Sit down and listen, the old people would say. So Robert would sit at their feet and listen to the stories about his Crow ancestors, about the old days when the Deer Track Society still sent its members out to find the safest campsites.Although he was only 4 then, the elders could already see in Robert the kind of boy who would turn into the kind of man who would keep the traditions of his people alive.
Now, all these years later, Brien is living up to their expectations - with the help of allies his ancestors would never have imagined.
As part of the Utah Arts Council's Folk Arts Apprenticeship Project, Brien receives a grant to teach his son Everette how to make traditional Native American hand drums.
Brien also passes along the stories, songs and dances he learned from his grandparents and his aunts and uncles. Now the eight Briens - Robert, wife Gloria and six children - make up the last remaining members of the Deer Track Society. As the Deer Track Society Singers, they perform at powwows all over the West. Last month they did their ceremonial dancing at Abravanel Hall for the visit of National Endowment for the Arts chairwoman Jane Alexander.
The Briens' folk art is one of 75 chosen by the Arts Council since 1989 - projects that have enabled folk and ethnic artists to pass on their skills and their culture to the next generation.
The projects range from Goshute bas-ket-weaving to Tibetan carpet weaving, Samoan dance to East Indian sitar music - the kinds of at-risk skills and arts that make Utah more diverse than our phone books and our Jell-O salads might indicate.
The Folk Arts Apprencticeship Project also awards grants to arts that grew out of the American West: to Jeffrey Freeze of Box Elder County, for example, who is teaching Brent Rose how to do horse hair hitching, a tedious concoction of braids and knots made of delicate strands of a horse's mane.
The Arts Council is currently accepting applications for additional artists and artisans. Deadline is Dec. 31. Master and apprentice partners must submit a jointly conceived plan of study, with examples, photographs or tape recordings of their work.
Robert Brien teaches Everette how to make hand drums the way his Crow ancestors did - with some concessions to changing times. The old drums were made from living wedges of cottonwood trees. When the Briens moved to Salt Lake City 10 years ago, though, they discovered the limitations of urban life.
"I tried it here but I got in trouble," says Brien about the time he looked for the usual drum supplies. "It was someone's private tree I guess."
These days he and Everette use plywood for the drum rims. They also use fiberglass and "fun fur" for the drum sticks.
These days they record their powwow chants on cassettes and play them back on boomboxes.

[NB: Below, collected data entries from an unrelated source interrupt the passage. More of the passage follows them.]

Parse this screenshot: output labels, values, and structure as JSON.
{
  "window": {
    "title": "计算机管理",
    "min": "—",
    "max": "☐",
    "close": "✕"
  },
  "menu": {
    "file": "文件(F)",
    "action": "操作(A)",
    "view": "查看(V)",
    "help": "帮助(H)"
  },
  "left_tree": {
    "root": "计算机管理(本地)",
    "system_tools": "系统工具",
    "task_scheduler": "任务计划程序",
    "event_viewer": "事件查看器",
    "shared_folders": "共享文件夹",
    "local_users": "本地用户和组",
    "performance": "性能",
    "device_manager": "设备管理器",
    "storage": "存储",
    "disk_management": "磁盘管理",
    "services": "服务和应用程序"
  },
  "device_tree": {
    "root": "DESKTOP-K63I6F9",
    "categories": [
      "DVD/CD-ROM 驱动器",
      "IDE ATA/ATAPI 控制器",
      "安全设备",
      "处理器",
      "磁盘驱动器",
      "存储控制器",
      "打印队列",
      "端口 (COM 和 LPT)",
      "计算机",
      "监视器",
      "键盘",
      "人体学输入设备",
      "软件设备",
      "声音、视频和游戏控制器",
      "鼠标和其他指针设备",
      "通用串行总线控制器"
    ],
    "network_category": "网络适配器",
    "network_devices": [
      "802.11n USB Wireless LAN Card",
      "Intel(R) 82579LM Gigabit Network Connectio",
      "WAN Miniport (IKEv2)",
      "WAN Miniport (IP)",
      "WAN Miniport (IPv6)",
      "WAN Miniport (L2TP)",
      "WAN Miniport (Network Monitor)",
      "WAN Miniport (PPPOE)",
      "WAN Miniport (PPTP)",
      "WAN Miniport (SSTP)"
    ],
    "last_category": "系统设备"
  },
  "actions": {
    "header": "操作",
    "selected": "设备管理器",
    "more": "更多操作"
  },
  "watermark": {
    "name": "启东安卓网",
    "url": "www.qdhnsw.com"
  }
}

They plan to send a recording to Gloria's father, who is his tribe's official "drum keeper." The father, now ill, will soon pick his successor, an honor that also carries with it a lifetime of responsibility.
It's possible that Everette, now 26, will be chosen, which will mean that the Briens will have to move to North Dakota with him.
Like his father before him, Everette didn't like listening to the old stories when he was little. Now, like his father, he believes that the traditional ways are what keep an urban Indian sane.
"They're something to hold onto," explains Robert Brien.
Urban Indians, adds Gloria, are often more traditional than their relatives still living on reservations.
"Either more traditional," says Gloria, "or more lost."